Although PMMA has heretofore been the plastic generally used for lenses it was not generally used as the haptic. However, recently there has been emphasis on a one piece or integral intraocular implant and since PMMA was the material generally used to make the lens, PMMA has been suggested and used as the haptic in integral implants. As a haptic material PMMA is much more disadvantageous than as a lens material. PMMA haptics cannot, of course, be sterilized using steam or radiation. In addition, because of PMMA's poor mechanical strength and lack of ductility, (i.e. PMMA has a notched Izod impact strength of one-eighth inch thickness of about 0.3-0.4 ft. lbs./in.) it is possible that some haptics made of PMMA will not withstand the flexing in the eye without ultimately breaking. This would be a very serious problem. Even as a lens material, PMMA's lack of mechanical strength requires thicker lenses than if a stronger plastic were used. In addition stronger and tougher plastics would allow one skilled in the art to make more versatile lens designs.
Accordingly, there is a need for an intraocular implant material which is strong, ductile, easily machined or molded into thin sections, having a specific gravity of less than 2, preferably less than 1.7, and especially preferably about 1.4 or lower, which is chemically inert and stable and capable of withstanding autoclave steam sterilization without softening or permanent distortion or high energy radiation sterilization without causing an adverse change in properties.
Furthermore, there is a need to improve the effectiveness and speed with which an intraocular implant having the desired specific gravity and mechanical properties can be sterilized.

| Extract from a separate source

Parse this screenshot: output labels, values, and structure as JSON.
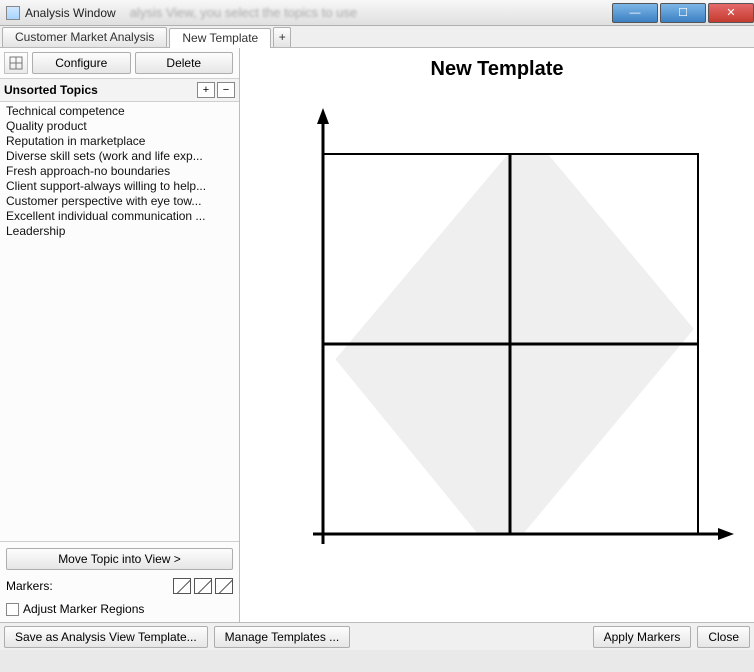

In addition, there is also a need, under certain circumstances, for an intraocular implant to be stable and withstand the energy when a laser beam is passed therethrough. For example, after removal of cataracts and the implantation of a posterior intraocular lens, in a large number of cased the posterior capsule becomes opaque. This obscures the vision and therefore requires removal of a small portion of the capsule which is located horizontally to the intraocular lens. This removal of a portion of the posterior capsule is preferably done by passing a laser beam through the intraocular lens and burning a hole in the capsule. Thus the lens must be stable to laser energy and therefore it is preferable if the lens has greater stability and strength than is possible using PMMA.
It is therefore, an object of this invention to provide an intraocular lens and/or haptic having superior mechanical thermal and sterilization properties to that of PMMA intraocular implants.